At March 31, 2005, there are approximately 20 sites for which NL is unable
to estimate a range of costs. For these sites, generally the investigation is in
the early stages, and it is either unknown as to whether or not NL actually had
any association with the site, or if NL had association with the site, the
nature of its responsibility, if any, for the contamination at the site and the
extent of contamination. The timing on when information would become available
to NL to allow NL to estimate a range of loss is unknown and dependent on events
outside the control of NL, such as when the party alleging liability provides
information to NL.
At March 31, 2005, NL had $14 million in restricted cash, cash equivalents
and marketable debt securities held by special purpose trusts, the assets of
which can only be used to pay for certain of NL's future environmental
remediation and other environmental expenditures. (December 31, 2004 - $19
million). Use of such restricted balances does not affect the Company's
consolidated net cash flows.
Tremont. In July 2000 Tremont, entered into a voluntary settlement
agreement with the Arkansas Department of Environmental Quality and certain
other PRPs pursuant to which Tremont and the other PRPs will undertake certain
investigatory and interim remedial activities at a former mining site located in
Hot Springs County, Arkansas. Tremont currently believes that it has accrued
adequate amounts ($2.5 million at March 31, 2005) to cover its share of probable
and reasonably estimable environmental obligations for these activities. Tremont
has entered into an agreement with another PRP of this site that provides for,
among other thing, the interim sharing of remediation costs associated with the
site pending a final allocation of costs and an agreed-upon procedure through
arbitration to determine such final allocation of costs. Tremont has based its
accrual for this site based upon the agreed-upon interim cost sharing
allocation. Tremont currently expects that the nature and extent of any final
remediation measures that might be imposed with respect to this site will not be
known until 2007. Currently, no reasonable estimate can be made of the cost of
any such final remediation measures, and accordingly Tremont has accrued no
amounts at March 31, 2005 for any such cost. The amount accrued at March 31,
2005 represents Tremont's estimate of the costs to be incurred through 2007 with
respect to the interim remediation measures.
TIMET. At March 31, 2005, TIMET had accrued approximately $4.6 million for
environmental cleanup matters, principally related to TIMET's facility in
Nevada. The upper end of the range of reasonably possible costs related to these
matters is approximately $7 million.
Other. The Company has also accrued approximately $6.4 million at March 31,
2005 in respect of other environmental cleanup matters. Such accrual is near the
upper end of the range of the Company's estimate of reasonably possible costs
for such matters.
Other litigation.
Reference is made to the 2004 Annual Report for a discussion of certain
other legal proceedings to which the Company is a party.

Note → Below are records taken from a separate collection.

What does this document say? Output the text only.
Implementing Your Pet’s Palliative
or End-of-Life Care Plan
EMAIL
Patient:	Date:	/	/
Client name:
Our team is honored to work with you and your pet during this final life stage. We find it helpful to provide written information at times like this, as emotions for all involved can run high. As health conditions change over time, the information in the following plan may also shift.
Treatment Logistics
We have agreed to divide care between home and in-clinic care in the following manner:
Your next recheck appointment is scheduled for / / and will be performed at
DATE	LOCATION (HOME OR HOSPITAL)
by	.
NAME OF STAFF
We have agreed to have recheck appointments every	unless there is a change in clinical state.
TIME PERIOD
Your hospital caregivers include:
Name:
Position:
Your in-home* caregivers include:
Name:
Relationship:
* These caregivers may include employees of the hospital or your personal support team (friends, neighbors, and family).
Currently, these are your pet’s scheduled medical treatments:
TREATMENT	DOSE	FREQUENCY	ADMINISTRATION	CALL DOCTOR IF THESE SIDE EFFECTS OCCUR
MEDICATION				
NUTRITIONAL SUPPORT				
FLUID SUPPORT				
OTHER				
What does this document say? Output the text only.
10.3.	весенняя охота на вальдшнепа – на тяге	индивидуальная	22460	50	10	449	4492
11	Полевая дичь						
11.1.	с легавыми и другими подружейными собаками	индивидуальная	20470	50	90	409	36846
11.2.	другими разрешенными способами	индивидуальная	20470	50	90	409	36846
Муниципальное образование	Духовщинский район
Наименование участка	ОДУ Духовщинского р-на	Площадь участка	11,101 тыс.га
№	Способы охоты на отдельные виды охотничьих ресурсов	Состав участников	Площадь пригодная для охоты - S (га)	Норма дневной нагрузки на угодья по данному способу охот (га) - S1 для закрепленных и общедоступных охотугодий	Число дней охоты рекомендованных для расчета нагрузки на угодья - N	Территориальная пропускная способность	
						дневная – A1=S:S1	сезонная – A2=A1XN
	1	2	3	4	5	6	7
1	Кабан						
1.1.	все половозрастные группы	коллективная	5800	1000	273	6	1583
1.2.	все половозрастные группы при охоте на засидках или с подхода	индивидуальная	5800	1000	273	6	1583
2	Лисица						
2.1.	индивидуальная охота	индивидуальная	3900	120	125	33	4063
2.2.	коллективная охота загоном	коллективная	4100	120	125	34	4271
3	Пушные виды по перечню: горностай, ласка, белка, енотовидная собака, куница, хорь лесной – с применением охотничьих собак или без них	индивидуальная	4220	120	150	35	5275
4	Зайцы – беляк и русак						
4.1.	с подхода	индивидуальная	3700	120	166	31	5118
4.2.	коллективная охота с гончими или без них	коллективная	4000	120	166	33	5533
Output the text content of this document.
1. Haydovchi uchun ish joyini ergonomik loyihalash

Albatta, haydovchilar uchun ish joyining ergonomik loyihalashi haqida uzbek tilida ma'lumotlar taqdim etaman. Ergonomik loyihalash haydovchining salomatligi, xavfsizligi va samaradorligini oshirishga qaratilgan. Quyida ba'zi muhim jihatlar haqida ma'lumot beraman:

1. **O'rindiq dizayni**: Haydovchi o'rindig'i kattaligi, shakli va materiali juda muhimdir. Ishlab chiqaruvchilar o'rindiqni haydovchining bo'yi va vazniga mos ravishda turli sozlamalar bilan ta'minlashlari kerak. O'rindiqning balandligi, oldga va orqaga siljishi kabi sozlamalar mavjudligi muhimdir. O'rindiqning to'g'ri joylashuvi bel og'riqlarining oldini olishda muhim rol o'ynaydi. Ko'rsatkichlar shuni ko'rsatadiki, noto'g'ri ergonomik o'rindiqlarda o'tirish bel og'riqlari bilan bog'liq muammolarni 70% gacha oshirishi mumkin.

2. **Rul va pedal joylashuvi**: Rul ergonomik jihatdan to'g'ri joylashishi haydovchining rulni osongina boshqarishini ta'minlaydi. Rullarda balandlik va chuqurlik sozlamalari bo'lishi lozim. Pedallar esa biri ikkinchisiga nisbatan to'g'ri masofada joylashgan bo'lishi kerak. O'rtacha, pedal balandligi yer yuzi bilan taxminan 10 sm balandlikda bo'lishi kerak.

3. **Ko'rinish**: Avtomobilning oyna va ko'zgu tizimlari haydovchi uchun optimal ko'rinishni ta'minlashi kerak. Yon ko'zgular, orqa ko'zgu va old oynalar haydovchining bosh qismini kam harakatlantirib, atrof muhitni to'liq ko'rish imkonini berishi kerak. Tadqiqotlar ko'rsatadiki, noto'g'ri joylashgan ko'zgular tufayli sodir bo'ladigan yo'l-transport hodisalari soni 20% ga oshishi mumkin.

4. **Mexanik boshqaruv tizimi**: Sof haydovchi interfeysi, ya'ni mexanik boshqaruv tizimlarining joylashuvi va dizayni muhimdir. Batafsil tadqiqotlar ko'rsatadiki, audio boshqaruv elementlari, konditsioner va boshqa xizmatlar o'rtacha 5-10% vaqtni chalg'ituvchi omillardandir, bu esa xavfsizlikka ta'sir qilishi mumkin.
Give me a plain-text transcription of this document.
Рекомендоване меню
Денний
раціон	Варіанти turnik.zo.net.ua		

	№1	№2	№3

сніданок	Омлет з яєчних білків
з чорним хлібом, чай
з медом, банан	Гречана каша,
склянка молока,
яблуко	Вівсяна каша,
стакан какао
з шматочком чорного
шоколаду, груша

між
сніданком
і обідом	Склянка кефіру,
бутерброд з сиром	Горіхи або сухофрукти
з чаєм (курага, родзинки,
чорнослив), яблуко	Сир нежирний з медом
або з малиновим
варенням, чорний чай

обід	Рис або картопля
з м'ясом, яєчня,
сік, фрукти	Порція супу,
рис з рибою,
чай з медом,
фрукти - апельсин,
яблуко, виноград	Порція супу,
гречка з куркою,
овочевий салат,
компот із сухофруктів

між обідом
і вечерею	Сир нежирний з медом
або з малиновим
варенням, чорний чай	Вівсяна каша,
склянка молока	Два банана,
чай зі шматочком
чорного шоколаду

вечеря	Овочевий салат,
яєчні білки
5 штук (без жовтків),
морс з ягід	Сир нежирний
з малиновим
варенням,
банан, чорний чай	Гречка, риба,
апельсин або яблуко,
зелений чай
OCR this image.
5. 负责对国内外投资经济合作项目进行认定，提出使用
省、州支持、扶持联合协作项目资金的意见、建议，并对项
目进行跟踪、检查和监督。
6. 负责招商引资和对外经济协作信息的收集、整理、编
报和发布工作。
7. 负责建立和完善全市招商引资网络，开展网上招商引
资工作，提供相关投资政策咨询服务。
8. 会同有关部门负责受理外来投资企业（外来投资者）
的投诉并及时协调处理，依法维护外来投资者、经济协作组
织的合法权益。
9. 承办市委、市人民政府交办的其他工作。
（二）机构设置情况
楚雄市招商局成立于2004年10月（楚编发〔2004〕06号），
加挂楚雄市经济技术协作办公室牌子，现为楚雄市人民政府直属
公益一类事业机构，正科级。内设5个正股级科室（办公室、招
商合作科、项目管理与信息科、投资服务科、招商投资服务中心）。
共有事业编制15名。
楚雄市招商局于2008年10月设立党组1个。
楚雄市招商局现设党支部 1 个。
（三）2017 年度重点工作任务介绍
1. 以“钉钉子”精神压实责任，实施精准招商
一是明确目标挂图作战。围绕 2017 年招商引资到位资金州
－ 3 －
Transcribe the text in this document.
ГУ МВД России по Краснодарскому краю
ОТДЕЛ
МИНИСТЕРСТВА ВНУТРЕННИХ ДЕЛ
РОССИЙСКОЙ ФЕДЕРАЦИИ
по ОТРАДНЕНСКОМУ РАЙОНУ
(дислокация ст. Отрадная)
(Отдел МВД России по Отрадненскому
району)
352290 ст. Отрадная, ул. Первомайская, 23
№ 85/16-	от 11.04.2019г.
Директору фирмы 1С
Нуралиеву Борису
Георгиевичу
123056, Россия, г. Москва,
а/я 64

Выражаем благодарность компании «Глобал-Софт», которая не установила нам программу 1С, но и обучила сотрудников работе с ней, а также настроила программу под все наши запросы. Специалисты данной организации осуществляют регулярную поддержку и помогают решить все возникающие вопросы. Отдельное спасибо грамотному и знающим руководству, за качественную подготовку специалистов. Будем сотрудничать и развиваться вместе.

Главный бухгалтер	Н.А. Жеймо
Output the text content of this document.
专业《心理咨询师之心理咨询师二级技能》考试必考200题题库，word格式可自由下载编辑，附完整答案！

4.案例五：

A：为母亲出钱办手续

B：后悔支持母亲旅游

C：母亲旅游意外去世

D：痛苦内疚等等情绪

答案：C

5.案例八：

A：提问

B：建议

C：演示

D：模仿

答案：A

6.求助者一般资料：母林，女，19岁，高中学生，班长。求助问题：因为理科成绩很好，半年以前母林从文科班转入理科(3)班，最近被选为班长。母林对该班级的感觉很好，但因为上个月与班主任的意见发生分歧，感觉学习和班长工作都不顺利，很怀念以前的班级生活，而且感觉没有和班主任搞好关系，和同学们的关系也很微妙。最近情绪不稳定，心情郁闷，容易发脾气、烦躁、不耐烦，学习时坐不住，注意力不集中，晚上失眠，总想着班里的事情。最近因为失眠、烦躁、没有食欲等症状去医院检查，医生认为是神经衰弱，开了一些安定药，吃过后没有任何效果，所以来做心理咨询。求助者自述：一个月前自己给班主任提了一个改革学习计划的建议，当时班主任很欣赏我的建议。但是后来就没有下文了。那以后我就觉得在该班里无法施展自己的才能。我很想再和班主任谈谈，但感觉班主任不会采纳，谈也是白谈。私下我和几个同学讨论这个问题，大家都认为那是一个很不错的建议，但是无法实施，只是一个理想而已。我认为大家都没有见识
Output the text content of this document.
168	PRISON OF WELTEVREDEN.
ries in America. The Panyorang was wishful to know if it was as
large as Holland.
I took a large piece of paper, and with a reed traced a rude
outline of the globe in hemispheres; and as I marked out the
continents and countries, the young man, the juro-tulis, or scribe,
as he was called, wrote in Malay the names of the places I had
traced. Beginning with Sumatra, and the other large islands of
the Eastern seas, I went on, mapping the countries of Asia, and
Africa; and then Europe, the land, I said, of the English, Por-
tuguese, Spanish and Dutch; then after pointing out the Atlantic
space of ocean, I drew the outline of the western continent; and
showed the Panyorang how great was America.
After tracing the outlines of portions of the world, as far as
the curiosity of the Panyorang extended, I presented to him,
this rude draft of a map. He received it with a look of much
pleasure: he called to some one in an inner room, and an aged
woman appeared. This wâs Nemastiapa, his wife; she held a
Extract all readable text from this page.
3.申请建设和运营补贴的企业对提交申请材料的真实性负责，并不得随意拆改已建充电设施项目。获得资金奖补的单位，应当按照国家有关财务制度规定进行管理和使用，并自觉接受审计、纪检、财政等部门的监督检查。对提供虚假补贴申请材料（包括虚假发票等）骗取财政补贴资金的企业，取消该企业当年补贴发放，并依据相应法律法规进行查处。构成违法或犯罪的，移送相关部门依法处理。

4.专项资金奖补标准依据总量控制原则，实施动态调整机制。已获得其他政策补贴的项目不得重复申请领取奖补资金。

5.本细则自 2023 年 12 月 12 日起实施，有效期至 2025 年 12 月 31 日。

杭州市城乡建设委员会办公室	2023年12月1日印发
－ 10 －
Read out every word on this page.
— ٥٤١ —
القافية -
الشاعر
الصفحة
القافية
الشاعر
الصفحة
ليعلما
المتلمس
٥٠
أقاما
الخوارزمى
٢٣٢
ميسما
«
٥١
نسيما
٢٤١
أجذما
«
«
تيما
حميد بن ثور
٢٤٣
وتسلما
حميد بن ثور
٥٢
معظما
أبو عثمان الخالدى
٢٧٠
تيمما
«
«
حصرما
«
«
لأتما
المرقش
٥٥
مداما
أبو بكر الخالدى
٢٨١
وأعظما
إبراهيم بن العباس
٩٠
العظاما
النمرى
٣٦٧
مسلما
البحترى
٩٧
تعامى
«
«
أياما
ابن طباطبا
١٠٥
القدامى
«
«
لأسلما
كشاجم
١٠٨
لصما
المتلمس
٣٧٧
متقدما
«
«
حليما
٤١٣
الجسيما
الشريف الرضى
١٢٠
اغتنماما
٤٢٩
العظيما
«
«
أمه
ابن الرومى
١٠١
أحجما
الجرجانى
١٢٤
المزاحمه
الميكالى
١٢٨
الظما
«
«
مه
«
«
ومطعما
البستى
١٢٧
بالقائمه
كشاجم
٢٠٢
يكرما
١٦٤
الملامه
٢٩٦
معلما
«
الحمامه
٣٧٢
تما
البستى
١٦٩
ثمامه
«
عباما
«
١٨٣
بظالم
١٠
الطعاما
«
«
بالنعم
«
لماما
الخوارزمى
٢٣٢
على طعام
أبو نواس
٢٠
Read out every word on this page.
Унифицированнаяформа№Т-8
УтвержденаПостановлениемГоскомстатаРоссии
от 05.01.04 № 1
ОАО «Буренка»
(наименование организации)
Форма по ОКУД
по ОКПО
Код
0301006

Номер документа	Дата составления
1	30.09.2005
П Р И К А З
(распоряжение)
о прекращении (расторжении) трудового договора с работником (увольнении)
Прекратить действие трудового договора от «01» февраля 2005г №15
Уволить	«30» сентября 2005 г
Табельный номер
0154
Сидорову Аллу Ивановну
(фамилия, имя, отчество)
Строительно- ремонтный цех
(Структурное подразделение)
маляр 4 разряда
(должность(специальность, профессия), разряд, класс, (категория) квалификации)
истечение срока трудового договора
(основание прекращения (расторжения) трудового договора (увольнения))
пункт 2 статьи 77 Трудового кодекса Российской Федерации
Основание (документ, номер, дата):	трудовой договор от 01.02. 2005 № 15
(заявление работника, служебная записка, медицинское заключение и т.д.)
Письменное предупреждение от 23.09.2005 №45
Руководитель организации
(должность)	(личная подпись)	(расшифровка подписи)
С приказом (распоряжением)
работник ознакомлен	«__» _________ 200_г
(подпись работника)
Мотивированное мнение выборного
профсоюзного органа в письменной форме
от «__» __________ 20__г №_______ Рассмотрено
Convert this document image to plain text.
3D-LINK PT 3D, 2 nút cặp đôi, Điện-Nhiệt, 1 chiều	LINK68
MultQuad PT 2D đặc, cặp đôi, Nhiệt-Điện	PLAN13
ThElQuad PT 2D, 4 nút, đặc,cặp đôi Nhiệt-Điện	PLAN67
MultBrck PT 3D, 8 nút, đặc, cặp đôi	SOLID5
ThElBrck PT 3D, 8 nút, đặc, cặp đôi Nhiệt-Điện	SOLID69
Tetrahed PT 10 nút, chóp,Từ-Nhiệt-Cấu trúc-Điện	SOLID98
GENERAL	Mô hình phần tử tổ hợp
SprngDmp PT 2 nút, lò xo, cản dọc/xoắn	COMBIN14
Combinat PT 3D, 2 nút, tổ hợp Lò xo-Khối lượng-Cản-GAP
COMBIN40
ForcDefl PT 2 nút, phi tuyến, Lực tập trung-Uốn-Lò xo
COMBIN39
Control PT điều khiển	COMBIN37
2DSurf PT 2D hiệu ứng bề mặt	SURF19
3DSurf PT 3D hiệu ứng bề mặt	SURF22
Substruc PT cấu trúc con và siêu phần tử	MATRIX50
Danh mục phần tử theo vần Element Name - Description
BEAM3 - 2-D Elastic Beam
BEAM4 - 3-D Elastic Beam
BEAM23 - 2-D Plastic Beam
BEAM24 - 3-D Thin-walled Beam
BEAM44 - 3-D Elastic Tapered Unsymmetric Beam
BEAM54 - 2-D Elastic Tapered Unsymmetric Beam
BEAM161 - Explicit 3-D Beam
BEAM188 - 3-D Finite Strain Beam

NL has been named as a defendant in various lawsuits in a variety of
jurisdictions, alleging personal injuries as a result of occupational exposure
primarily to products manufactured by formerly-owned operations of NL containing
asbestos, silica and/or mixed dust. Approximately 500 of these types of cases
involving a total of approximately 22,000 plaintiffs and their spouses remain
pending. Of these plaintiffs, approximately 4,700 are represented by four cases
pending in Mississippi state courts and approximately 5,000 are represented by
four cases that have been removed to federal court in Mississippi, where they
have been, or are in the process of being, transferred to the multi-district
litigation pending in the United States District Court for the Eastern District
of Pennsylvania. NL has not accrued any amounts for this litigation because
liability that might result to NL, if any, cannot be reasonably estimated. In
addition, from time to time, NL has received notices regarding asbestos or
silica claims purporting to be brought against former subsidiaries of NL,
including notices provided to insurers with which NL has entered into
settlements extinguishing certain insurance policies. These insurers may seek
indemnification from NL.
In addition to the litigation described above, the Company and its
affiliates are also involved in various other environmental, contractual,
product liability, patent (or intellectual property), employment and other
claims and disputes incidental to its present and former businesses. In certain
cases, the Company has insurance coverage for such items, although NL does not
currently expect any additional material insurance coverage for its
environmental claims. The Company currently believes that the disposition of all
claims and disputes, individually or in the aggregate, should not have a
material adverse effect on its consolidated financial position, results of
operations or liquidity.
Operating leases.
As noted in the 2004 Annual Report, Kronos' principal German operating
subsidiary, Kronos Titan GmbH, leases the land under its Leverkusen TiO2
production facility pursuant to a lease with Bayer AG that expires in 2050. The
Leverkusen facility, with approximately one-half of Kronos' current TiO2
production capacity, is located within Bayer's extensive manufacturing complex.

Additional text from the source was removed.